Das „Aufmarsch- und Kampfgebiet im Osten“ galt bisweilen als „Regenerationsraum verwundeter Westkämpfer“. Darüber hinaus führte der Mangel an kanonisierten Erinnerungen zur Aufsplitterung in unterschiedliche Sichtweisen und Wahrnehmungen. Die Kämpfe an der Westfront wurden hingegen als die entscheidenden Gefechte des Krieges angesehen. Hier, und nicht im Osten, verortete man den „modernen Maschinenkrieg“. Auf den Schlachtfeldern Belgiens und Frankreichs erschien das „große Kräftemessen“ gleichermaßen schrecklich und kompakt, indem es sich im Wesentlichen auf den Grabenkampf und den Stellungskrieg konzentrierte.
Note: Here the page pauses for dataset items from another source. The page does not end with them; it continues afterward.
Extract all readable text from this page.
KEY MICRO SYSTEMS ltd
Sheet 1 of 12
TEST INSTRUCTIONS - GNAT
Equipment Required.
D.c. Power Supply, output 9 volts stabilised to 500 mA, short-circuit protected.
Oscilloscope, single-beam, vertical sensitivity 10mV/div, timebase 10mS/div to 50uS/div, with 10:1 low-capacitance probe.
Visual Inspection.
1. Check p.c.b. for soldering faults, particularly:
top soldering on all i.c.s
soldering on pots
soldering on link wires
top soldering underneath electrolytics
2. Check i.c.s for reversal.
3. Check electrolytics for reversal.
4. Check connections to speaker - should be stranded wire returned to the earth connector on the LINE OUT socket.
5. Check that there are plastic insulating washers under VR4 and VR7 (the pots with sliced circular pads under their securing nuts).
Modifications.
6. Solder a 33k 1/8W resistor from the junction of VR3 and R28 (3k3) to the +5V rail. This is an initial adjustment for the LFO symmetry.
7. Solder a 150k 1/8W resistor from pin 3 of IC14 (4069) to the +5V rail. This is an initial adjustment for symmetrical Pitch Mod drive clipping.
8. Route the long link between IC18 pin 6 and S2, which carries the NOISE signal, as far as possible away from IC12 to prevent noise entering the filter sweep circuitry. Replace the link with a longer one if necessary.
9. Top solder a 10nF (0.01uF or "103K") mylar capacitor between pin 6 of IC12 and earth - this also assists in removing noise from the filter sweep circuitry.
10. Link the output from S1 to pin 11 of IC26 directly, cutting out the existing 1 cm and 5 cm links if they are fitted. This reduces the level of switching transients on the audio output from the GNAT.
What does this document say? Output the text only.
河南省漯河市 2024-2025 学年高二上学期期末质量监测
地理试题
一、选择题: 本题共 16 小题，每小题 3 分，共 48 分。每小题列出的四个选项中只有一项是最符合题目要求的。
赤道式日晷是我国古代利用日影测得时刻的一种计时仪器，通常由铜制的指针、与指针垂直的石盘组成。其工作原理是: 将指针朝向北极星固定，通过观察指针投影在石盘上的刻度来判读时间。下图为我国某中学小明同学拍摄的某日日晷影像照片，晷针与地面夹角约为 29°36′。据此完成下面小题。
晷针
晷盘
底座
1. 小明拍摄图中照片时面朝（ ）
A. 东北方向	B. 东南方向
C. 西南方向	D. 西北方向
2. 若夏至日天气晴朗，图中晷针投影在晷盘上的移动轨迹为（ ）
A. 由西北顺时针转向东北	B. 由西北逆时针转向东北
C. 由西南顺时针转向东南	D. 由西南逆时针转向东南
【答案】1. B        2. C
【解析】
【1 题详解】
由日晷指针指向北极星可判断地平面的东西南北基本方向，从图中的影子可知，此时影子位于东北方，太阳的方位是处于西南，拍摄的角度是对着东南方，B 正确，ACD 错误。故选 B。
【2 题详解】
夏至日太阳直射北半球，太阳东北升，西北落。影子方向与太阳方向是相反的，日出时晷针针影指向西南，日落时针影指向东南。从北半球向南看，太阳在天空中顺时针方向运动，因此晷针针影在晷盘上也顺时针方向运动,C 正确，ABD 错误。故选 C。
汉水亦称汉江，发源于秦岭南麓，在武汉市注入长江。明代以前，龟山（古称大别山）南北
Das für die Kriegserinnerung immer wichtiger werdende visuelle Gedächtnis verstärkte diesen Eindruck erstmals besonders effektvoll mit dem Kinoklassiker „Im Westen nichts Neues“ aus dem Jahr 1930, der auf dem gleichnamigen Roman Erich Maria Remarques basierte. Im Gegensatz dazu hatten die Gefechte zwischen der Zarenarmee und den Verbänden der Mittelmächte, von einigen Ausnahmen abgesehen, schon bis 1918 in der k. u. k. (Bild-)Propaganda eine immer geringere Rolle gespielt: Fotosammlungen stellen mit Lücken und abweichenden thematischen Gewichtungen die ersten Kriegsjahre dar. Das staatliche Filmschaffen organisierte sich erst langsam und berichtete vornehmlich über die Geschehnisse in Frankreich und Italien. Der „Visualisierung der Ostfront“ standen zwei wesentliche Barrieren im Weg: Die organisatorische Entwicklung und thematische Schwerpunktsetzung der Bildpropaganda einerseits und das nachlassende Interesse des Publikums andererseits, das sich an der Marginalisierung des Krieges in der Spielfilmproduktion ablesen lässt.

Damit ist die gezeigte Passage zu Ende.